I signed up to be the Coffee Party organizer for Champaign Urbana Illinois on March 13th. Our first meeting was nine of us, the second about the same size, and the third was again just ten … but among those ten were David Gill, Democratic House candidate for Illinois District 15, and Coffee Party founder Annabel Park.
The Coffee Party pushed the idea of Coffee With Congress while our Representatives were home on break at the end of March, but this was the very first time that Annabel herself had sat down with someone either in or running for office.
As a testament to the value of the citizen journalist I was there, camera in hand, to capture this historic event. Let's examine how this all came about …
As a resident of Illinois House District 15 I reached out to David Gill a couple of months ago. He is an emergency room doctor with a busy schedule and no primary challenger so his campaign has not been so active thus far, but he did return my call right away and now he is starting to schedule more events and fill in the blanks in his volunteer map.

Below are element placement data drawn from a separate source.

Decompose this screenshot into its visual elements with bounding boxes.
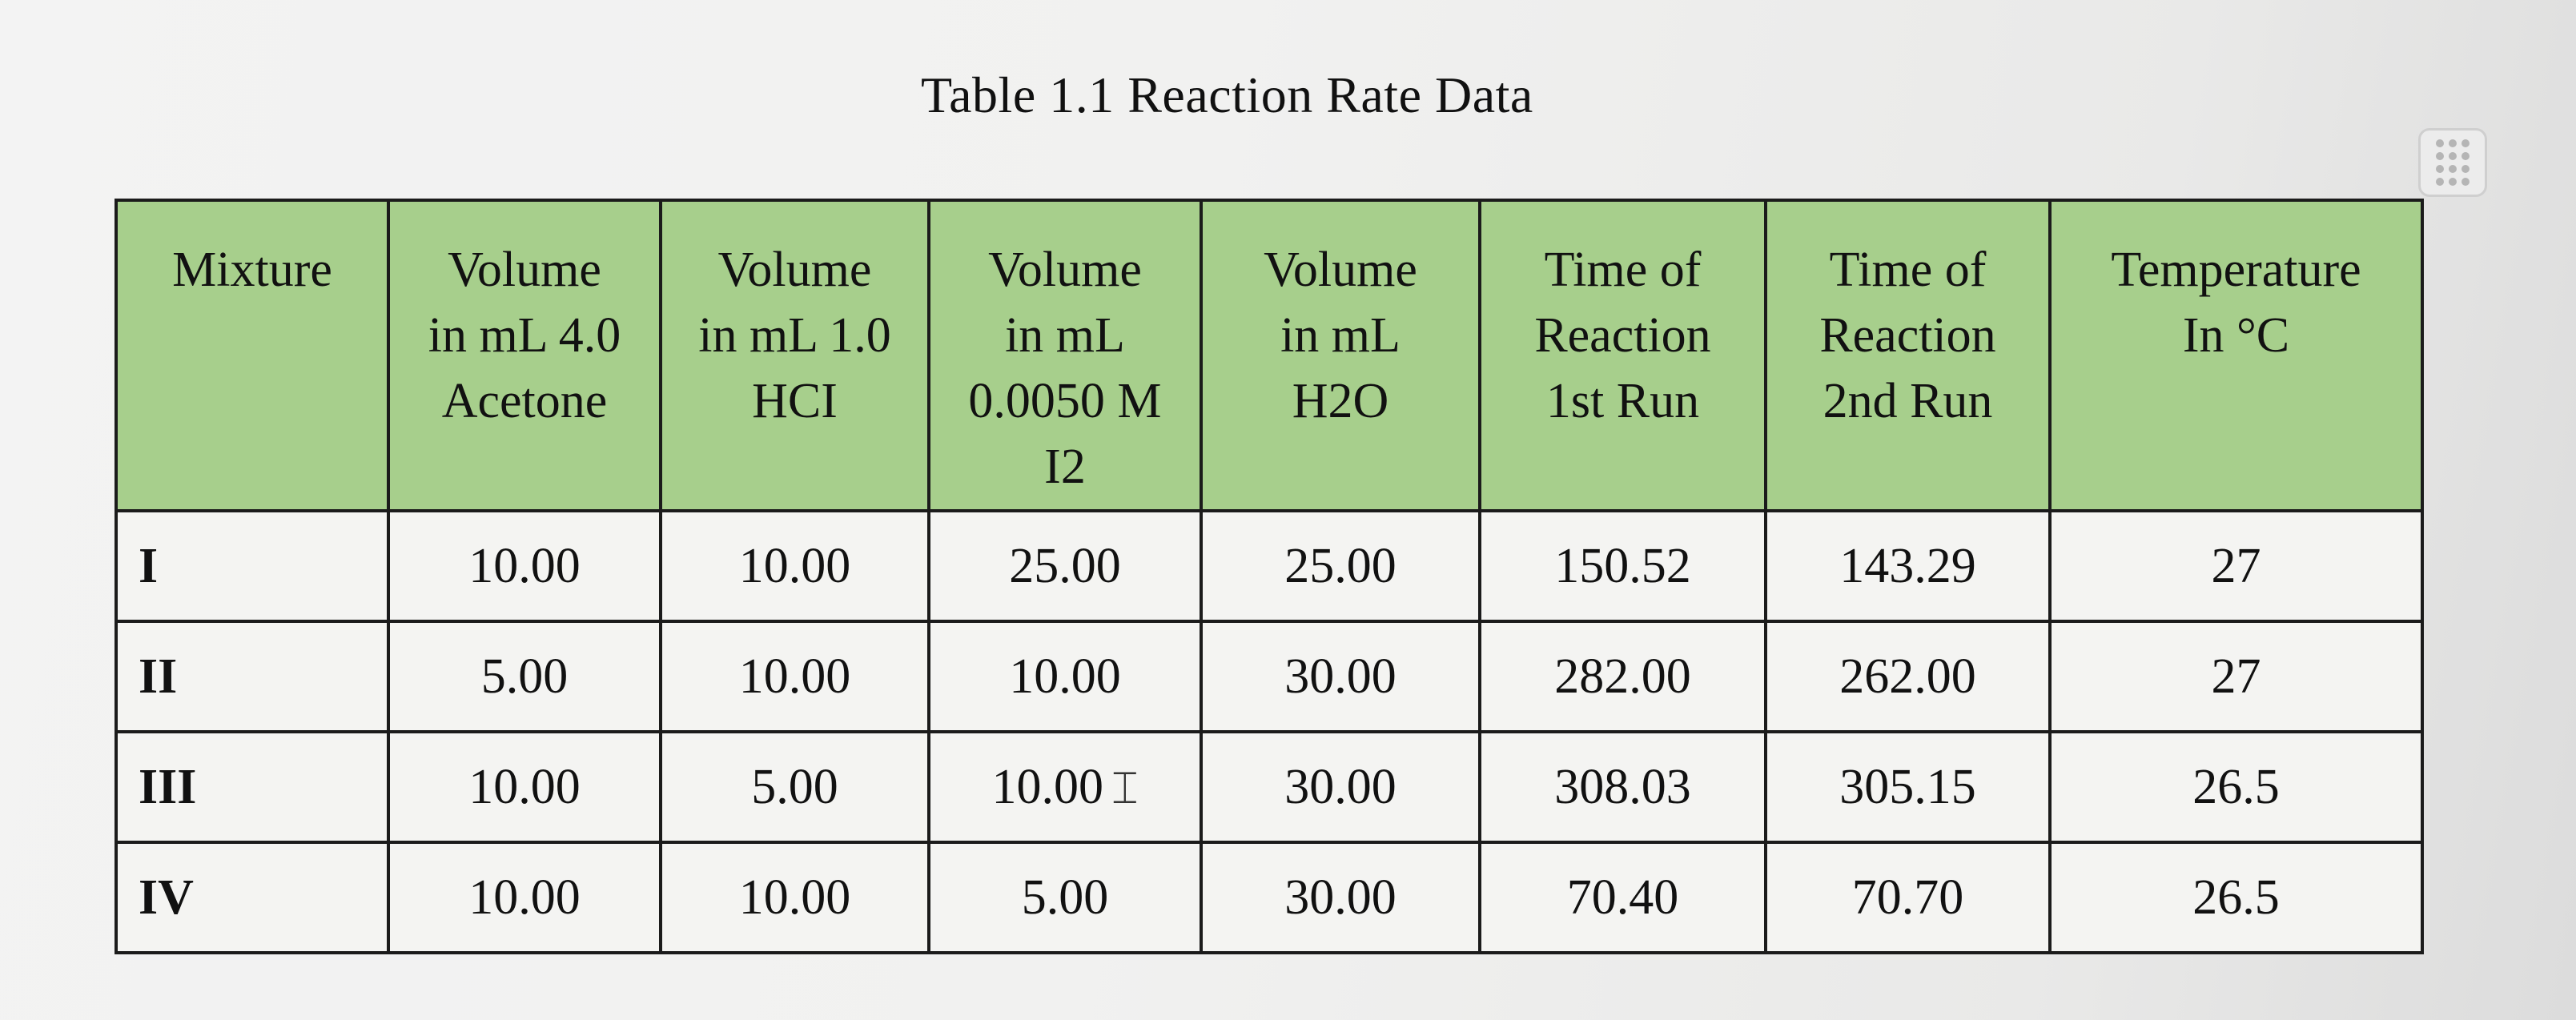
header-iodine-volume: Volume in mL 0.0050 M I2 [927,199,1203,512]
table-cell[interactable]: 282.00 [1478,620,1767,733]
mixture-label[interactable]: III [115,730,390,844]
header-hcl-volume: Volume in mL 1.0 HCI [659,199,930,512]
table-row: IV 10.00 10.00 5.00 30.00 70.40 70.70 26… [115,841,2424,954]
table-cell[interactable]: 26.5 [2048,730,2424,844]
table-cell[interactable]: 10.00 [387,509,662,623]
table-cell[interactable]: 25.00 [1200,509,1481,623]
mixture-label[interactable]: IV [115,841,390,954]
mixture-label[interactable]: I [115,509,390,623]
table-caption: Table 1.1 Reaction Rate Data [921,66,1533,123]
table-row: III 10.00 5.00 10.00 ⌶ 30.00 308.03 305.1… [115,730,2424,844]
table-cell[interactable]: 305.15 [1764,730,2052,844]
table-row: II 5.00 10.00 10.00 30.00 282.00 262.00 … [115,620,2424,733]
table-cell[interactable]: 10.00 [387,841,662,954]
table-cell[interactable]: 70.40 [1478,841,1767,954]
table-cell[interactable]: 10.00 [659,620,930,733]
header-time-2nd-run: Time of Reaction 2nd Run [1764,199,2052,512]
grip-dots [2436,139,2470,186]
table-cell[interactable]: 30.00 [1200,620,1481,733]
table-cell[interactable]: 10.00 [659,509,930,623]
drag-handle-icon[interactable] [2418,128,2487,197]
table-cell[interactable]: 10.00 ⌶ [927,730,1203,844]
table-cell[interactable]: 143.29 [1764,509,2052,623]
header-mixture: Mixture [115,199,390,512]
table-cell[interactable]: 5.00 [659,730,930,844]
header-temperature: Temperature In °C [2048,199,2424,512]
table-cell[interactable]: 10.00 [659,841,930,954]
table-cell[interactable]: 25.00 [927,509,1203,623]
header-time-1st-run: Time of Reaction 1st Run [1478,199,1767,512]
header-row: Mixture Volume in mL 4.0 Acetone Volume … [115,199,2424,512]
reaction-rate-table: Mixture Volume in mL 4.0 Acetone Volume … [115,199,2424,954]
table-cell[interactable]: 27 [2048,620,2424,733]
table-cell[interactable]: 308.03 [1478,730,1767,844]
table-cell[interactable]: 10.00 [927,620,1203,733]
mixture-label[interactable]: II [115,620,390,733]
table-cell[interactable]: 5.00 [387,620,662,733]
cell-value: 10.00 [991,759,1103,814]
table-cell[interactable]: 150.52 [1478,509,1767,623]
table-cell[interactable]: 70.70 [1764,841,2052,954]
table-cell[interactable]: 26.5 [2048,841,2424,954]
table-cell[interactable]: 262.00 [1764,620,2052,733]
table-row: I 10.00 10.00 25.00 25.00 150.52 143.29 … [115,509,2424,623]
header-water-volume: Volume in mL H2O [1200,199,1481,512]
text-cursor-icon: ⌶ [1111,761,1139,814]
table-cell[interactable]: 30.00 [1200,841,1481,954]
table-cell[interactable]: 27 [2048,509,2424,623]
header-acetone-volume: Volume in mL 4.0 Acetone [387,199,662,512]
table-cell[interactable]: 5.00 [927,841,1203,954]
table-cell[interactable]: 30.00 [1200,730,1481,844]
table-cell[interactable]: 10.00 [387,730,662,844]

I've also talked to Republican Tim Johnson's staff on other issues and other members of our group knew that Congressman Johnson walked in a certain park each morning when he was in town. This all came out during our meeting on March 27th. We contacted each of them and found that our Saturday April 10th meeting didn't work for either – Gill would be available on the 8th, while Johnson could come to an event on the 12th.
One of the attendees to the very first meeting was a woman named Lynda Park. She seemed to know quite a bit about the Coffee Party national leadership and plans. I'm a little slow to the take; after most everyone had cleared out she leaned forward and in a conspiratorial whisper informed me that she was Annabel's sister. A few days later we learned Annabel was coming, first to have a talk with our rowdy Rockford, Illinois chapter, and then to meet with us. I thought this was going to be on Saturday, but then I got a note indicating it would be Thursday – the day David Gill was available. Connection made.
I went down early to spend some time talking with Annabel and Lynda before the actual event. We met at Lynda's house. I receive many kisses during the course of our conversation from my new friend Loki.
It was a nice, crisp spring day and we got a parking spot in front of Espresso Royale. Annabel is quite tolerant of my amateur camera wrangling – it only took three shots to get a keeper.
David Gill was late, partly due to his schedule, and partly due to my confusion about addresses in Champaign Urbana. We'd been talking for a bit when he finally found our upstairs hideaway. He had cards for each of us, then he sat down and spent some time listening to catch up on what the group was discussing.
We were talking about the guiding principles behind the Coffee Party and what we thought had to be done next. There was a lot of talk about finance and banking reform, but when David arrived, being a doctor, it wasn't too long before we turned our attention back to health care.
David really shined on Progressive views – basically what I got from him was “Stop messing around, do single payer. It's good for the people, it's good for the economy. Everyone else does health care this way and it works just fine for them.”
Four of the ten of us dominated the conversation. Annabel is an excellent public speaker, a mass media communications professor who's name I didn't catch was at the opposite end of the table from me, David Gill carries himself quite well, and I was the fourth. Annabel relentlessly scans the crowd, keeping an eye for someone who has something they want to add. She notes their interest, non-verbally communicates “You'll get an opening in a minute”, finishes her thought, and then hands off. Being a midly autistic adult I am a bit face blind and I have trouble tracking these things, but Annabel was very clear to me.
The mass media prof, Annabel, and I really got going on media issues. There were 500 Tea Party people at the Capitol for the health care vote and they got the coverage while 200,000 immigration reform marchers were ignored. That's not journalism when CNN does that, it's a right wing corporatist infomercial. And the hiring of Erick Erickson from Redstate? We determined that CNN really has jumped the shark.
So, I have a nice photo of this historic event, and any ol' blogger can drop me a line and make use of it, so long as I get a link to the story so I can cross post the really good ones. Our rotted, inattentive mainstream media on the other hand? They can go continue fluffing, legitimizing, and inciting the Tea Party and other divisive foolishness. This photo is copyright and it's not going to appear in print until the journalism textbook authors get around to writing a chapter about the transition of news gathering to social media.
Corporate journalism, and I use the word loosely, is dead. Long live the humble blogger – an embedded journalist in the life and times of 21st century America.